The security vendor polled 551 healthcare professionals across the US, UK and Germany to produce its 2026 Medical Device Cybersecurity Index.
It revealed that, in 80% of cases, attacks affecting devices had a “moderate” or “significant” impact on patients.
This could range from delayed imaging and postponed procedures to interruptions to critical care delivery, RunSafe claimed.
Read more on medical devices: Nine in Ten Healthcare Organizations Use the Most Vulnerable IoT Devices
Cybersecurity is increasingly being integrated into procurement and operations.
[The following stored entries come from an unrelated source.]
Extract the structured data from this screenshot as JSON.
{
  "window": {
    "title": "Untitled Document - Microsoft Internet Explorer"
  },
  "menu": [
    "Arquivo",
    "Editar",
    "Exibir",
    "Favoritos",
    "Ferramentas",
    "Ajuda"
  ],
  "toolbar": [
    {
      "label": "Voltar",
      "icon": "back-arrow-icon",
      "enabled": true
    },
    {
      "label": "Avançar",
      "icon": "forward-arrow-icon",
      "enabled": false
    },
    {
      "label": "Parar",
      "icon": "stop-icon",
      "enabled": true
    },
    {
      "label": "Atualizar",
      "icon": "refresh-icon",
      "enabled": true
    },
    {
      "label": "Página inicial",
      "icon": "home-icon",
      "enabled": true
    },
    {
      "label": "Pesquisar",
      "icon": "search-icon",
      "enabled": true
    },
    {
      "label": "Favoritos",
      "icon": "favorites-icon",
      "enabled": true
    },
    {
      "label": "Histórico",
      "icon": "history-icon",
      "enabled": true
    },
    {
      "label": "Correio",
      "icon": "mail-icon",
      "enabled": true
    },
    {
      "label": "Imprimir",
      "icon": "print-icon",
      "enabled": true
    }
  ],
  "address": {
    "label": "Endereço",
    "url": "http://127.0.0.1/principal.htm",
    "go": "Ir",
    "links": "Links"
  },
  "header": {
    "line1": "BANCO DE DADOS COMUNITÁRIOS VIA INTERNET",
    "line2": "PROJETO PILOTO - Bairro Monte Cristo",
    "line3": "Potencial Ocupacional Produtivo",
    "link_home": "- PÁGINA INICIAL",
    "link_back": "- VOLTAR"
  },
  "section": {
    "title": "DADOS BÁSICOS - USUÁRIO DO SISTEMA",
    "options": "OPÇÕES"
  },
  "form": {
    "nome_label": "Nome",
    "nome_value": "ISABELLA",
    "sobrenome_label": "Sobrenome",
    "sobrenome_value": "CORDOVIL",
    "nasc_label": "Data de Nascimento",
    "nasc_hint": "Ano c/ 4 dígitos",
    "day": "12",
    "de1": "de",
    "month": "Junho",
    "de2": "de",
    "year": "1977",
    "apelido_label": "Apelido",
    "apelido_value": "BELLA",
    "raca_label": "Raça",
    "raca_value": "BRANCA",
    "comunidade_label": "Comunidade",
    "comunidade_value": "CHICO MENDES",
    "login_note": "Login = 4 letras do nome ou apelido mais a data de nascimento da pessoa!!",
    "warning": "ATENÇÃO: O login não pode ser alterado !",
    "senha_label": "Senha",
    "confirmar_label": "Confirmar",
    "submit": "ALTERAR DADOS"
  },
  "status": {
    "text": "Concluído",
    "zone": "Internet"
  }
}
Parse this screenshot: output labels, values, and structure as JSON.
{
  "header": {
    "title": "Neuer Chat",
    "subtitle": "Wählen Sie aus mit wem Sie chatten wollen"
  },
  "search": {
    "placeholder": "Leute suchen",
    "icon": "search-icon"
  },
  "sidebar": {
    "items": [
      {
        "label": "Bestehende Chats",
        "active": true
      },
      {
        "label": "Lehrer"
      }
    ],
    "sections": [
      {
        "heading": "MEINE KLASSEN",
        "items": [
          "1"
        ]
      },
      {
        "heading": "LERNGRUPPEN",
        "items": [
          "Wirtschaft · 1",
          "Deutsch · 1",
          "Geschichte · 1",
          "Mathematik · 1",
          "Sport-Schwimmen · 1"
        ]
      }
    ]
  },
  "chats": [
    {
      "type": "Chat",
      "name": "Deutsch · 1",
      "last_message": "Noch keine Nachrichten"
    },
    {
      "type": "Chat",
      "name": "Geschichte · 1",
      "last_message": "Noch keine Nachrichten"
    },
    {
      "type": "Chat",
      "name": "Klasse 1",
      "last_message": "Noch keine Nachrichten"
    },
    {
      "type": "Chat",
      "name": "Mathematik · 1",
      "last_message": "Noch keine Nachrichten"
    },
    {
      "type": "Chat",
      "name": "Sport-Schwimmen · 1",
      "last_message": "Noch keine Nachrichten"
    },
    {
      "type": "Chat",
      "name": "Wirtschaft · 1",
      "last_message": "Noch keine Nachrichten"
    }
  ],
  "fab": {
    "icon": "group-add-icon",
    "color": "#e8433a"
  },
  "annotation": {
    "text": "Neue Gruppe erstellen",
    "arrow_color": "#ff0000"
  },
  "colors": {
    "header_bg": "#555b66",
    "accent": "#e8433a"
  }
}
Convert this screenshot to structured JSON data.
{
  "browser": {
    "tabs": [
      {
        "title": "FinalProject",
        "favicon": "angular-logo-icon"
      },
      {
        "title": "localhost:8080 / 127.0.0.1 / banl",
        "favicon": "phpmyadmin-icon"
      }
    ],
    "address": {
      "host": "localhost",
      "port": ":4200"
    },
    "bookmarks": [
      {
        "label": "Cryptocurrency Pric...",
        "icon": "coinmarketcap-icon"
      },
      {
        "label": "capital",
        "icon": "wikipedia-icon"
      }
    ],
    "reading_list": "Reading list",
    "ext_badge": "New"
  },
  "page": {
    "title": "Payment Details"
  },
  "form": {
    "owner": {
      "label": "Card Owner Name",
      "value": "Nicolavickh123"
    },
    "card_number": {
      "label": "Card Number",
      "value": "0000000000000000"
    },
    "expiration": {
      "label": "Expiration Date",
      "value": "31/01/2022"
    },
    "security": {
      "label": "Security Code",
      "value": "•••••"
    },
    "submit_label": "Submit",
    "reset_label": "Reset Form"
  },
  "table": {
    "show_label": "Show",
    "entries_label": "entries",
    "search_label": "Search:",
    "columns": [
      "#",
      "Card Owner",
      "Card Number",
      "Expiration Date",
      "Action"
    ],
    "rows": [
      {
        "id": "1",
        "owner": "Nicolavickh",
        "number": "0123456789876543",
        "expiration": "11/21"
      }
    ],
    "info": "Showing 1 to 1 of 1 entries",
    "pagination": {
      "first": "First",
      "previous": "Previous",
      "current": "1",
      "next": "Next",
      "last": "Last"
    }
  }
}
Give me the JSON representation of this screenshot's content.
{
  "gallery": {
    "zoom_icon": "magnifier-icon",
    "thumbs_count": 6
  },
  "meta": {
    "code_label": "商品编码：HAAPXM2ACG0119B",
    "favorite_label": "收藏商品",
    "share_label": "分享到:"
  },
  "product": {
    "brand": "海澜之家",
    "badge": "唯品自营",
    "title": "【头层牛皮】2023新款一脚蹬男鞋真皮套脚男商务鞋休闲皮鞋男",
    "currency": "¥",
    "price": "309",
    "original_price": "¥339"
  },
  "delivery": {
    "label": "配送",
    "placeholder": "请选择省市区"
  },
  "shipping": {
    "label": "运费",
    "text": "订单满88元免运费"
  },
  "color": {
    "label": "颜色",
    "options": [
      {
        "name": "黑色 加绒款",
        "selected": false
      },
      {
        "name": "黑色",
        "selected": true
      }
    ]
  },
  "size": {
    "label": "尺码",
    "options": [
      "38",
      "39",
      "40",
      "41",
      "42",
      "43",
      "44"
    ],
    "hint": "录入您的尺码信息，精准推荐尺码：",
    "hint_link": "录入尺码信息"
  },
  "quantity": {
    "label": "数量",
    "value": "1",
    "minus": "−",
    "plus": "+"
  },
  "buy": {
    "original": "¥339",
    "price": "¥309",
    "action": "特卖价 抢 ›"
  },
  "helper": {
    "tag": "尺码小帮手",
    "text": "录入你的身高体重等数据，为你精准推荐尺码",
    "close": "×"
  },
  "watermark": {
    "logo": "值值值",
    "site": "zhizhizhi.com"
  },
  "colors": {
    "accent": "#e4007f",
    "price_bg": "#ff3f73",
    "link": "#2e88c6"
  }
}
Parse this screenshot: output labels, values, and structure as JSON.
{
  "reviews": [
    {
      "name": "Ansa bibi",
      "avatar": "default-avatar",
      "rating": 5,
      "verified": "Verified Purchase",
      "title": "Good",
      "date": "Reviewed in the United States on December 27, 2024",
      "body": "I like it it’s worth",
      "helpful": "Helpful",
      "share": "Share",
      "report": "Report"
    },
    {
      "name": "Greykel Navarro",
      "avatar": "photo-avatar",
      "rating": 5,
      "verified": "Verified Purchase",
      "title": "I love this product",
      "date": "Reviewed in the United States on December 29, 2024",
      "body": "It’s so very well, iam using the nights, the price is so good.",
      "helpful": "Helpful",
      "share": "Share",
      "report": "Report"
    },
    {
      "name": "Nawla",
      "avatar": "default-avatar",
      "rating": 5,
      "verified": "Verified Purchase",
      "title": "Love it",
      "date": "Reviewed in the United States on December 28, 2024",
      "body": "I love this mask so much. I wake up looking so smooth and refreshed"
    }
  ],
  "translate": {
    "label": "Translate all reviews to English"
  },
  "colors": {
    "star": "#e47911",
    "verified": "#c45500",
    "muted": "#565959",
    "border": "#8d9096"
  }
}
Some 82% of respondents said they have deployed or are actively piloting runtime exploit protection, 84% said they include cyber in vendor RFPs, and 76% that they would pay extra for advanced protection.
However, legacy equipment continues to expose many HCOs.
Over two-fifths (44%) of responding organizations said they use devices with known, unpatched vulnerabilities, and 28% admit operating devices past end-of-support.
Medical Device Manufacturers Hit by Major Cyber-Attacks
The findings come as device manufacturers themselves come under attack.
This week, US giant Medtronic admitted suffering a data security incident after notorious extortion group ShinyHunters listed the firm on its leak site in mid-April.
The threat actors claimed to have exfiltrated more than nine million records containing personal information, alongside large volumes of internal corporate data.
Separately, Fortune 500 medical technology vendor Stryker was impacted in March when the Iranian-sponsored Handala group wiped tens of thousands of corporate devices after accessing an Intune admin account.
“The findings land against a backdrop of large-scale healthcare cyber incidents that have disrupted care delivery and revenue flows, underscoring how quickly attacks on device-adjacent systems can translate into patient harm,” said Joseph Saunders, CEO of RunSafe Security.
“Medical device cybersecurity is increasing in importance to healthcare buyers as they see it as a patient safety and regulatory imperative.”
The tension between security and productivity in HCOs is likely to continue into the AI age.
Over half (57%) of organizations polled by RunSafe said they have adopted AI-enabled or AI-assisted medical systems. Yet 80% reported moderate to high concern about the cybersecurity risks associated with these technologies.
More positively, 56% of respondents said they rejected devices at a procurement stage due to cybersecurity concerns, up from 46% last year.